Google also customises what you see based on your past preferences (known as the ‘filter bubble’) and makes changes to the results rankings in subtle ways, such as downgrading sites that offer pirated content or push hate speech, terrorism or racism, for example.
It prioritises newer content, too, so sites that aren’t regularly updated slip off the first page of results.

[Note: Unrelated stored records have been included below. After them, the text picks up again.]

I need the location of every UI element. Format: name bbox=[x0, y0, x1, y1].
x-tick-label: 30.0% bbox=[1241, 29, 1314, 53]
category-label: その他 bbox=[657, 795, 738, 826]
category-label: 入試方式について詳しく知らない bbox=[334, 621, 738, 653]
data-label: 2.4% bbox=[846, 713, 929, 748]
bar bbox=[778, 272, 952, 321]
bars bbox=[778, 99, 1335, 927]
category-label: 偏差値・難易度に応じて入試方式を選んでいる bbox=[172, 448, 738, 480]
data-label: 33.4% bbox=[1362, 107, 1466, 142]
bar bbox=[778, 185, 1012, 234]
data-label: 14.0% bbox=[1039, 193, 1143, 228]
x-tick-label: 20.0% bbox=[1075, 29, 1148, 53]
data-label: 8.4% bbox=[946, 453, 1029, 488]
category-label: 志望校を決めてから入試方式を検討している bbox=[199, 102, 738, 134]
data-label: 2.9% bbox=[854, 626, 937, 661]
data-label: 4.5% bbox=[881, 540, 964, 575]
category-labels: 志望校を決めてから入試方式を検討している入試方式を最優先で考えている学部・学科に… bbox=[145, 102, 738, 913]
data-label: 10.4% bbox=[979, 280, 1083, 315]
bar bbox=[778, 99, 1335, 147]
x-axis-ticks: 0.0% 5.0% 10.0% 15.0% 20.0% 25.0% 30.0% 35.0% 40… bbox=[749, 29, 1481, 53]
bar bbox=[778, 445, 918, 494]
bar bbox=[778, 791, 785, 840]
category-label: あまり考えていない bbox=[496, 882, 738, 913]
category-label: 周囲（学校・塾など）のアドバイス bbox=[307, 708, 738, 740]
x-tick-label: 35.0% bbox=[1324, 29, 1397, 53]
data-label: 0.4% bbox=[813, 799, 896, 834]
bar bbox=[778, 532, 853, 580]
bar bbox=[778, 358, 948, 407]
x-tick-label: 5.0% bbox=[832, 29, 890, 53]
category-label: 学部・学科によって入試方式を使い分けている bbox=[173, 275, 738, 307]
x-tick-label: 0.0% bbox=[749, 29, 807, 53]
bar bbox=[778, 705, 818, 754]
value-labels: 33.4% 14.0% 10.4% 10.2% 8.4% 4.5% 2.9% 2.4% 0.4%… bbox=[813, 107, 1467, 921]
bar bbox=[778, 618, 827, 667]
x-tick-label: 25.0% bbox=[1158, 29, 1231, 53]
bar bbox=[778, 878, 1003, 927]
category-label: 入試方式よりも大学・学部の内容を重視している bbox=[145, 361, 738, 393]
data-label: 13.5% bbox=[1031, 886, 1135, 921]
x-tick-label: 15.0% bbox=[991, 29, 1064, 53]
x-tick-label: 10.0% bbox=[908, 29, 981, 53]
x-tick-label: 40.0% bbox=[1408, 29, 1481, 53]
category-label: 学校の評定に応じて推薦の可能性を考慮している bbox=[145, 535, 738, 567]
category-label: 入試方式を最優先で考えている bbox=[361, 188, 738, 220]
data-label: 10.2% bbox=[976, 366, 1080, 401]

Most of us won’t have a problem with having fresh, non-controversial links prioritised, but the fact remains that Google presents results based on its own agenda, so you may not always get to see the most relevant sites available.
What to use instead:
Microsoft’s Bing (https://www.bing.com) is its closest rival, and is growing in popularity.
According to Microsoft, Bing now has a 9% market share globally and in Europe, but that figure is much higher in English-speaking countries: 26% in the UK and 33% in the US.
For a blind test of Google and Bing, enter a search query at Bing It On You’ll see results from the two search engines side by side and can rate your preferences through five rounds you may be surprised by the winner.
Another reason to use Bing is that its reward scheme has just launched in the UK. Bing Rewards gives you points for searching on the site, which can be used to enter competitions, make donations to charity and buy Skype credit, Groove Music passes, Microsoft gift cards and more.
Bing suffers from some of the same privacy issues as Google, so it won’t appeal to everyone, but it benefits from stunning, interactive homepage photos that are updated every day.
One Google replacement that’s definitely worth considering especially if you value your privacy is DuckDuckGo (https://duckduckgo.com).
This ever-improving search engine stores no personal information, and doesn’t track you or show personalised ads.
The quality of its results is mostly very good because they are pulled from more than 400 different sources. You can easily add the search engine to your browser with a couple of mouse clicks, making the switch fairly seamless.